Rede zum Antrag in der Sitzung der Gemeindevertretung am Donnerstag,
den 26. März 2009
„Hochwasserschutz mit 0-Euro-Hecken und Hochzeits-Streuobstwiesen“
Sehr geehrte Kolleginnen und Kollegen,
die Klimakrise macht vor der Finanz- und Wirtschaftskrise nicht halt. Die vermehrten
Starkregenereignisse sind in Schöneck zu beobachtende Veränderungen des Klimas. Die
Maßstäbe haben sich verschoben. Was früher ein 100-jähriges Regenereignis war, ist jetzt ein 10-
jähriges, was früher ein 10-jähriges war, tritt jetzt jährlich auf. Die Folgen mit überschwemmten
Straßen und Kellern sind z.T. beträchtlich. Ich erinnere an den Erlenbach in Büdesheim 1999, an
die Dresdner Straße 2007, an die Marie-von-Oriola-Straße 2008 oder an die Rue d'Anould 2009.
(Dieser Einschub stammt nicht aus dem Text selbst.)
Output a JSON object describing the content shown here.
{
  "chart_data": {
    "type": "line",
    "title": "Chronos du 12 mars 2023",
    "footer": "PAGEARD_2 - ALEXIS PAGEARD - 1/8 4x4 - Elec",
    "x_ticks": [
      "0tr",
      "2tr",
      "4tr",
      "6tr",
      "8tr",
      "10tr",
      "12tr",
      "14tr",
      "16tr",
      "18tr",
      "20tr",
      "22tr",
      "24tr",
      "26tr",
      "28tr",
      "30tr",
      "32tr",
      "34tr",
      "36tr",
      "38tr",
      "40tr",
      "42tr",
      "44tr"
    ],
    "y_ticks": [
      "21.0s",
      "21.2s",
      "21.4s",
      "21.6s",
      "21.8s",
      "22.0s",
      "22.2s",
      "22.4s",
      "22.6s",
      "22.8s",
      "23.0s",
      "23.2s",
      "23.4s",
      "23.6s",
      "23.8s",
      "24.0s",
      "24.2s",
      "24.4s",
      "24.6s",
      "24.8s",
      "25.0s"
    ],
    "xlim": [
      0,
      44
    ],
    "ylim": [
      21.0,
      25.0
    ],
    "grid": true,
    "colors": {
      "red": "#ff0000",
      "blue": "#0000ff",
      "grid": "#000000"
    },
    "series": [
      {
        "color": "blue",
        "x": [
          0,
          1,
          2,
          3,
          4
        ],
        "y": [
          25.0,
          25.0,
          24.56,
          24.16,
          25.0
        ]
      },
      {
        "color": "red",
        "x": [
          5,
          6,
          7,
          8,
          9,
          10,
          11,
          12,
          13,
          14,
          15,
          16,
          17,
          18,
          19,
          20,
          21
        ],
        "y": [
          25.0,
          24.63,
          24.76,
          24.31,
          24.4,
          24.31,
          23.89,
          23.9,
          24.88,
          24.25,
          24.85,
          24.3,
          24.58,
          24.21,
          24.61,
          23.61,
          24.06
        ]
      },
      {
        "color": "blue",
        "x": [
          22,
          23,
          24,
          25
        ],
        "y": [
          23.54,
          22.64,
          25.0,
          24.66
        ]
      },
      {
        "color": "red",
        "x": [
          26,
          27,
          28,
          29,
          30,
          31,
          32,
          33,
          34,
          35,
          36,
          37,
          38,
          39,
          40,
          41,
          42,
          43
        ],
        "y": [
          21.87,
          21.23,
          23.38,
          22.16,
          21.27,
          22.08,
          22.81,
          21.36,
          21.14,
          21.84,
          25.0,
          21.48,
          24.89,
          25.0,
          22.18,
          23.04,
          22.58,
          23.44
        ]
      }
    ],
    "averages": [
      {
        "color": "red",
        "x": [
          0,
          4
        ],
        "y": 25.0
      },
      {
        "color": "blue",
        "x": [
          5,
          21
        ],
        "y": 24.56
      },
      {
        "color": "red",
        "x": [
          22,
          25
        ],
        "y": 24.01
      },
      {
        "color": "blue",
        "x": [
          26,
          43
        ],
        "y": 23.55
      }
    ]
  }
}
Doch nicht nur der Klimawandel verursacht diese Schäden. Auch unsere eigenen Aktivitäten
bewirken, dass aus Starkregen Überschwemmungen werden: durch von Straßen- und
Wohnungsbau verursachte Flächenversiegelung oder durch die Art und Weise der Nutzung
landwirtschaftlicher Flächen.
Die Muster der Hochwasser-Ereignisse ähneln sich. Äcker wirken in den unterschiedlichen Phasen
der Vegetation, bei bestimmter Bepflanzung (z.B. Mais) oder bei Frost ähnlich versiegelnd wie
Straßen und lassen so das Wasser nur oberirdisch abfließen. Das Wasser wird schnell über die
Feldwege und -straßen, die sich in regelrechte Bäche verwandeln, in die Ortslagen abgeleitet.
Dabei wird auch die Ackerkrume abgetragen und verstopft die Schächte der Kanalisation.
Zumindest diesen Auswirkungen des Klimawandels sind wir jedoch nicht hilflos ausgeliefert.
Vielmehr haben wir Ansatzpunkte, sie bei uns lokal ein Stück weit abzufedern.
Wir wollen deshalb den Gemeindevorstand - vornehmlich zum Zwecke des Hochwasserschutzes -
beauftragen:
1. an den Rändern von Feldwegen oder gemeindeeigenen Äckern Baumschnitt abzuladen, so dass
sich daraus sogenannte Benjes-Hecken entwickeln können,
2. zu prüfen, ob per Satzung Vorgaben zur Bestellung von Äckern gemacht werden können, die
eine hohe Versickerung vor Ort ermöglichen und den schnellen Wasserabfluss bremsen,
3. eine geeignete, gemeindeeigene Ackerfläche in eine Streuobstwiese zu entwickeln, auf der
anlässlich von Hochzeiten / Geburten von den Brautleuten / Eltern standortgerechte Obstbäume
gepflanzt und "Patenschaften" für diese Bäume übernommen werden können.
Wegen der z.T. prekären Hochwassersituationen in der Vergangenheit soll mit der Anlage von
Hecken im Herbst 2009 in Büdesheim-West (v.a. Bernaer Chaussee und Verlängerung Am
Nassling) sowie in Kilianstädten, Dresdner Straße, begonnen werden. Weitere Gebiete sollen
folgen.
Die erwarteten Wirkungen der Einzelmaßnahmen sind wie folgt:
1. Feldrandhecken und Streuobstwiesen können dadurch Schutz bieten, dass sie am Ort des
Niederschlags zusätzliche Versickerungsflächen schaffen und bereits im Ansatz verhindern, dass
sich die Wassermassen sammeln und in die Ortslagen strömen.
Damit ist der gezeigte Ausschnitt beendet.